Every family has their myths, the stories they tell in lieu of the real stories, the stories they tell to make themselves appear interesting or sane or law-abiding, or not. Our family had the story of my mother’s belly dancing past.
We presume the story started with my father, but he is dead now so we can’t check that fact, and even when he was alive, his memory of the sixty-plus years that constituted his life with my mother was the part of his memory that was largely eviscerated by the stroke. What remained intact, oddly, was his capacity to fully engage in the myth-making.
The myth was not complicated. The myth was that she was a belly dancer in her youth. My mother (known to my readers as SBM, or Sainted Belgian Mother) grew up in mostly in Cairo, Egypt. She was not Egyptian. She was the lithe and elegant daughter of a Belgian oil executive and his beautiful Belgian wife. Whatever African blood my mother had was last seen when her earliest ancestors departed East Africa and the mitochondrial Eve, headed north, crossed the Red Sea during the African Ice Age, and ended up in the Anatolian/Caucasian region. Eventually they traveled west in Europe, coinciding with the spread of the Aurignacian culture. As you can imagine, from there it was a mere matter of a few thousand years to waffles, frites, moules, 800 varieties of beer, TinTin, and Manneken Pis.

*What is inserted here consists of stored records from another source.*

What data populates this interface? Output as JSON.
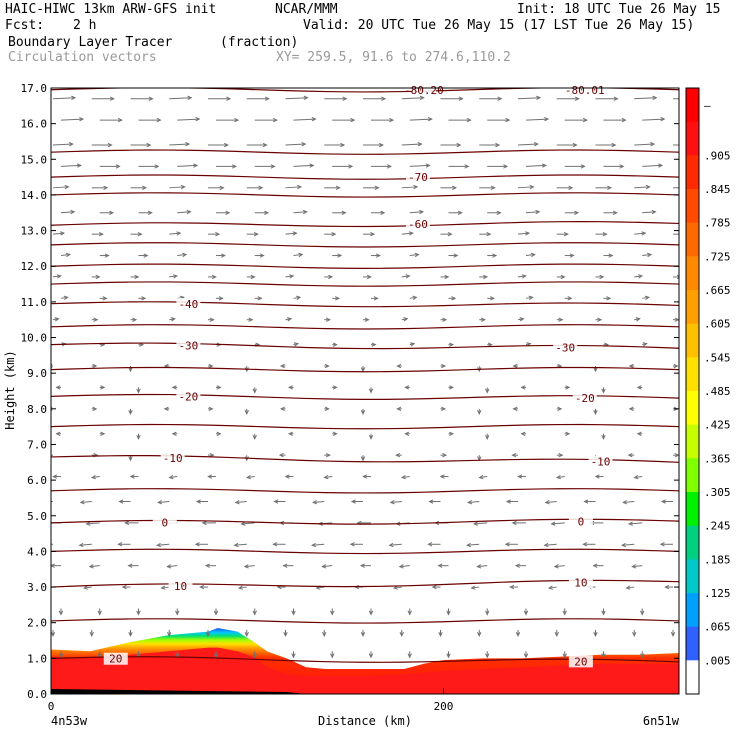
{
  "header": {
    "model": "HAIC-HIWC 13km ARW-GFS init",
    "org": "NCAR/MMM",
    "init": "Init: 18 UTC Tue 26 May 15",
    "fcst_label": "Fcst:",
    "fcst_value": "2 h",
    "valid": "Valid: 20 UTC Tue 26 May 15 (17 LST Tue 26 May 15)",
    "field_name": "Boundary Layer Tracer",
    "field_units": "(fraction)",
    "overlay_name": "Circulation vectors",
    "xy_info": "XY= 259.5, 91.6 to 274.6,110.2"
  },
  "colors": {
    "isotherm": "#6a0000",
    "vector": "#707070",
    "frame": "#000000"
  },
  "chart_data": {
    "type": "heatmap",
    "title": "Boundary Layer Tracer",
    "units": "fraction",
    "xlabel": "Distance (km)",
    "ylabel": "Height (km)",
    "x_left_label": "4n53w",
    "x_right_label": "6n51w",
    "xlim": [
      0,
      320
    ],
    "ylim": [
      0,
      17
    ],
    "x_ticks": [
      0,
      200
    ],
    "x_tick_labels": [
      "0",
      "200"
    ],
    "y_ticks": [
      0,
      1,
      2,
      3,
      4,
      5,
      6,
      7,
      8,
      9,
      10,
      11,
      12,
      13,
      14,
      15,
      16,
      17
    ],
    "y_tick_labels": [
      "0.0",
      "1.0",
      "2.0",
      "3.0",
      "4.0",
      "5.0",
      "6.0",
      "7.0",
      "8.0",
      "9.0",
      "10.0",
      "11.0",
      "12.0",
      "13.0",
      "14.0",
      "15.0",
      "16.0",
      "17.0"
    ],
    "colorbar": {
      "labels": [
        "–",
        ".905",
        ".845",
        ".785",
        ".725",
        ".665",
        ".605",
        ".545",
        ".485",
        ".425",
        ".365",
        ".305",
        ".245",
        ".185",
        ".125",
        ".065",
        ".005"
      ],
      "colors": [
        "#ff0000",
        "#ff1010",
        "#ff2a00",
        "#ff4a00",
        "#ff6a00",
        "#ff8a00",
        "#ffa000",
        "#ffc000",
        "#ffe000",
        "#ffff00",
        "#c8ff00",
        "#80ff00",
        "#00f000",
        "#00d080",
        "#00c8c8",
        "#00a0ff",
        "#3060ff",
        "#ffffff"
      ]
    },
    "tracer_envelope": {
      "x": [
        0,
        20,
        40,
        60,
        70,
        80,
        85,
        95,
        105,
        110,
        120,
        130,
        140,
        160,
        180,
        190,
        200,
        220,
        240,
        260,
        280,
        300,
        320
      ],
      "top": [
        1.25,
        1.2,
        1.45,
        1.65,
        1.7,
        1.75,
        1.85,
        1.75,
        1.4,
        1.2,
        1.0,
        0.75,
        0.7,
        0.7,
        0.7,
        0.85,
        0.95,
        1.0,
        1.0,
        1.05,
        1.1,
        1.1,
        1.15
      ],
      "red_top": [
        1.05,
        1.0,
        1.1,
        1.2,
        1.25,
        1.3,
        1.3,
        1.2,
        1.0,
        0.75,
        0.55,
        0.5,
        0.5,
        0.5,
        0.55,
        0.6,
        0.65,
        0.7,
        0.75,
        0.8,
        0.85,
        0.85,
        0.85
      ]
    },
    "isotherms": [
      {
        "label": "-70",
        "y_left": 14.5,
        "y_right": 14.5,
        "label_x": 187
      },
      {
        "label": "-60",
        "y_left": 13.15,
        "y_right": 13.2,
        "label_x": 187
      },
      {
        "label": "-40",
        "y_left": 10.95,
        "y_right": 10.9,
        "label_x": 70
      },
      {
        "label": "-30",
        "y_left": 9.8,
        "y_right": 9.7,
        "label_x": 70
      },
      {
        "label": "-30",
        "y_left": 9.8,
        "y_right": 9.7,
        "label_x": 262
      },
      {
        "label": "-20",
        "y_left": 8.35,
        "y_right": 8.3,
        "label_x": 70
      },
      {
        "label": "-20",
        "y_left": 8.35,
        "y_right": 8.3,
        "label_x": 272
      },
      {
        "label": "-10",
        "y_left": 6.65,
        "y_right": 6.5,
        "label_x": 62
      },
      {
        "label": "-10",
        "y_left": 6.65,
        "y_right": 6.5,
        "label_x": 280
      },
      {
        "label": "0",
        "y_left": 4.8,
        "y_right": 4.85,
        "label_x": 58
      },
      {
        "label": "0",
        "y_left": 4.8,
        "y_right": 4.85,
        "label_x": 270
      },
      {
        "label": "10",
        "y_left": 3.0,
        "y_right": 3.15,
        "label_x": 66
      },
      {
        "label": "10",
        "y_left": 3.0,
        "y_right": 3.15,
        "label_x": 270
      },
      {
        "label": "20",
        "y_left": 1.0,
        "y_right": 0.9,
        "label_x": 33
      },
      {
        "label": "20",
        "y_left": 1.0,
        "y_right": 0.9,
        "label_x": 270
      },
      {
        "label": "-80.20",
        "y_left": 16.95,
        "y_right": 16.95,
        "label_x": 190
      },
      {
        "label": "-80.01",
        "y_left": 16.95,
        "y_right": 16.95,
        "label_x": 272
      }
    ],
    "plain_contours": [
      15.2,
      14.0,
      12.6,
      12.0,
      11.5,
      10.3,
      9.1,
      7.5,
      5.7,
      4.0,
      2.05
    ],
    "wind_rows": [
      {
        "z": 16.7,
        "dir": "east",
        "len": 1.0
      },
      {
        "z": 16.1,
        "dir": "east",
        "len": 1.0
      },
      {
        "z": 15.4,
        "dir": "east",
        "len": 0.9
      },
      {
        "z": 14.8,
        "dir": "east",
        "len": 0.9
      },
      {
        "z": 14.2,
        "dir": "east",
        "len": 0.7
      },
      {
        "z": 13.5,
        "dir": "east",
        "len": 0.6
      },
      {
        "z": 12.9,
        "dir": "east",
        "len": 0.5
      },
      {
        "z": 12.3,
        "dir": "east",
        "len": 0.4
      },
      {
        "z": 11.7,
        "dir": "east",
        "len": 0.35
      },
      {
        "z": 11.1,
        "dir": "east",
        "len": 0.3
      },
      {
        "z": 10.5,
        "dir": "east",
        "len": 0.25
      },
      {
        "z": 9.8,
        "dir": "east",
        "len": 0.2
      },
      {
        "z": 9.2,
        "dir": "mixed",
        "len": 0.2
      },
      {
        "z": 8.6,
        "dir": "mixed",
        "len": 0.2
      },
      {
        "z": 8.0,
        "dir": "mixed",
        "len": 0.2
      },
      {
        "z": 7.3,
        "dir": "mixed",
        "len": 0.2
      },
      {
        "z": 6.7,
        "dir": "mixed",
        "len": 0.25
      },
      {
        "z": 6.1,
        "dir": "west",
        "len": 0.35
      },
      {
        "z": 5.4,
        "dir": "west",
        "len": 0.5
      },
      {
        "z": 4.8,
        "dir": "west",
        "len": 0.6
      },
      {
        "z": 4.2,
        "dir": "west",
        "len": 0.55
      },
      {
        "z": 3.6,
        "dir": "west",
        "len": 0.45
      },
      {
        "z": 3.0,
        "dir": "west",
        "len": 0.35
      },
      {
        "z": 2.4,
        "dir": "down",
        "len": 0.25
      },
      {
        "z": 1.8,
        "dir": "down",
        "len": 0.25
      },
      {
        "z": 1.2,
        "dir": "down",
        "len": 0.2
      }
    ]
  }
}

My mother did not have a belly dancer’s build, which as children we were led to believe involved serious avoirdupois, particularly in the mammary glands and the ventral region, that undulating belly of a thousand and one nights. But according to the myth, despite her slenderness and flat chest, the young Belgian schoolgirl one of Cairo’s most sought-after and scintillating belly dancers. Her specialty was the Dance of the Seven Veils, which she performed with seventeen veils. It was on an early business trip to purchase cotton waste from purveyors of the famously soft Egyptian cotton, that my father was taken for a night on the town, and encountered La Monica of Belgica, Belly-dancing sensation. He was smitten, and the rest is history.
My father loved to tell us this story. When he and Mom returned from vacations or dinner parties, he often vividly described how my mother, only slightly inebriated, would willingly belly dance atop a table and impress the assembled friends, and business acquaintances with her skill and dexterity. As children, we too were impressed and frequently told our friends that our mother was a belly dancer. As far as we could tell, they all believed us.
Then this morning, I read in the New York Times, that the popular Al-Tet ‘belly dancing channel’ is being forced off the air for ‘operating without a license’. You can thank the Muslim Brotherhood for another cultural icon thrown to the infidels.
Is it possible that SBM must now single-handedly carry the banner of belly dancing into the New World?